Gravity-dependent modulation of Ia afferent in human.

Recent work has shown that the H-reflex excitability of the human soleus motoneurones is modulated in reduced gravity and accompanied by a corresponding change in electromyographic (EMG) activity during space flight mission or different gravitational load. Spinal reflexes are often viewed as stereotyped motor patterns with limited scope for modification. However, recent evidence suggests that even short-latency, largely monosynaptic reflexes show a high degree of modulation during simple human motor activities such as walking and standing, and that the pattern of modulation can be specifically altered for the different functional requirements of each activity. Capady and Stein have demonstrated that H-reflex amplitude of the soleus increases progressively during the stance phase and reaches its peak amplitude late in the stance phase during walking.
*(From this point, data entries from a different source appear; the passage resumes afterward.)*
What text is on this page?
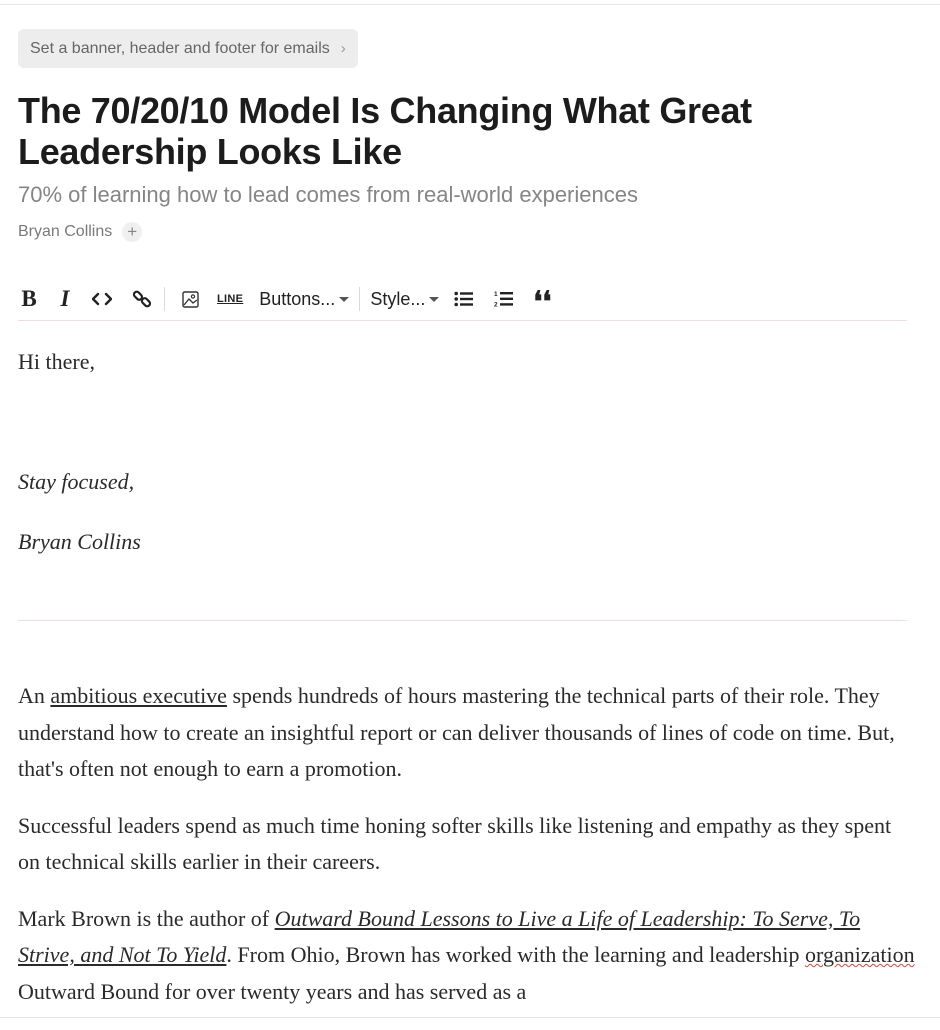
Set a banner, header and footer for emails ›
The 70/20/10 Model Is Changing What Great Leadership Looks Like

70% of learning how to lead comes from real-world experiences

Bryan Collins +
B I	LINE Buttons... Style...	1
2 ❛❛
Hi there,
Stay focused,
Bryan Collins

An ambitious executive spends hundreds of hours mastering the technical parts of their role. They understand how to create an insightful report or can deliver thousands of lines of code on time. But, that's often not enough to earn a promotion.

Successful leaders spend as much time honing softer skills like listening and empathy as they spent on technical skills earlier in their careers.

Mark Brown is the author of Outward Bound Lessons to Live a Life of Leadership: To Serve, To Strive, and Not To Yield. From Ohio, Brown has worked with the learning and leadership organization Outward Bound for over twenty years and has served as a
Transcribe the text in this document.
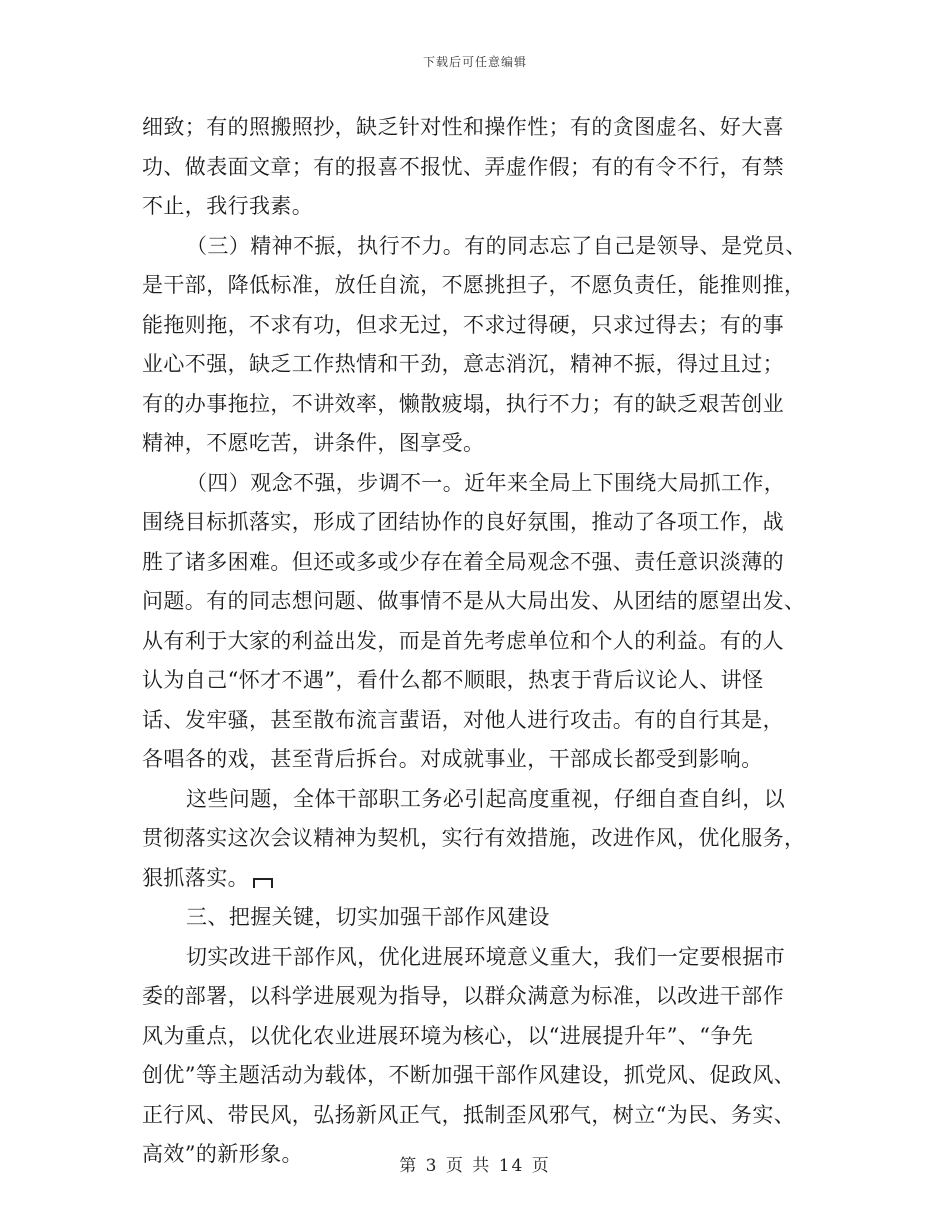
下载后可任意编辑
细致；有的照搬照抄，缺乏针对性和操作性；有的贪图虚名、好大喜
功、做表面文章；有的报喜不报忧、弄虚作假；有的有令不行，有禁
不止，我行我素。
（三）精神不振，执行不力。有的同志忘了自己是领导、是党员、
是干部，降低标准，放任自流，不愿挑担子，不愿负责任，能推则推，
能拖则拖，不求有功，但求无过，不求过得硬，只求过得去；有的事
业心不强，缺乏工作热情和干劲，意志消沉，精神不振，得过且过；
有的办事拖拉，不讲效率，懒散疲塌，执行不力；有的缺乏艰苦创业
精神，不愿吃苦，讲条件，图享受。
（四）观念不强，步调不一。近年来全局上下围绕大局抓工作，
围绕目标抓落实，形成了团结协作的良好氛围，推动了各项工作，战
胜了诸多困难。但还或多或少存在着全局观念不强、责任意识淡薄的
问题。有的同志想问题、做事情不是从大局出发、从团结的愿望出发、
从有利于大家的利益出发，而是首先考虑单位和个人的利益。有的人
认为自己“怀才不遇”，看什么都不顺眼，热衷于背后议论人、讲怪
话、发牢骚，甚至散布流言蜚语，对他人进行攻击。有的自行其是，
各唱各的戏，甚至背后拆台。对成就事业，干部成长都受到影响。
这些问题，全体干部职工务必引起高度重视，仔细自查自纠，以
贯彻落实这次会议精神为契机，实行有效措施，改进作风，优化服务，
狠抓落实。
三、把握关键，切实加强干部作风建设
切实改进干部作风，优化进展环境意义重大，我们一定要根据市
委的部署，以科学进展观为指导，以群众满意为标准，以改进干部作
风为重点，以优化农业进展环境为核心，以“进展提升年”、“争先
创优”等主题活动为载体，不断加强干部作风建设，抓党风、促政风、
正行风、带民风，弘扬新风正气，抵制歪风邪气，树立“为民、务实、
高效”的新形象。	第 3 页 共 14 页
However, during running, the H-reflex is found to be significantly smaller than during walking, suggestion a modified spinal reflex gain for the different functional requirements of the motor behaviors. It is well documented that gravitational loads on the human body, spinal cords are much higher during standing in the water than standing in land. Little is known about the occurrence and influence of neural modulation in spinal cord during different gravitational load, which was not induced by posture but by voluntary background activity. The purpose of the present study was consequently to investigate how to effect is controlled H-reflex modulated during reduced gravity standing in a water in normal subjects.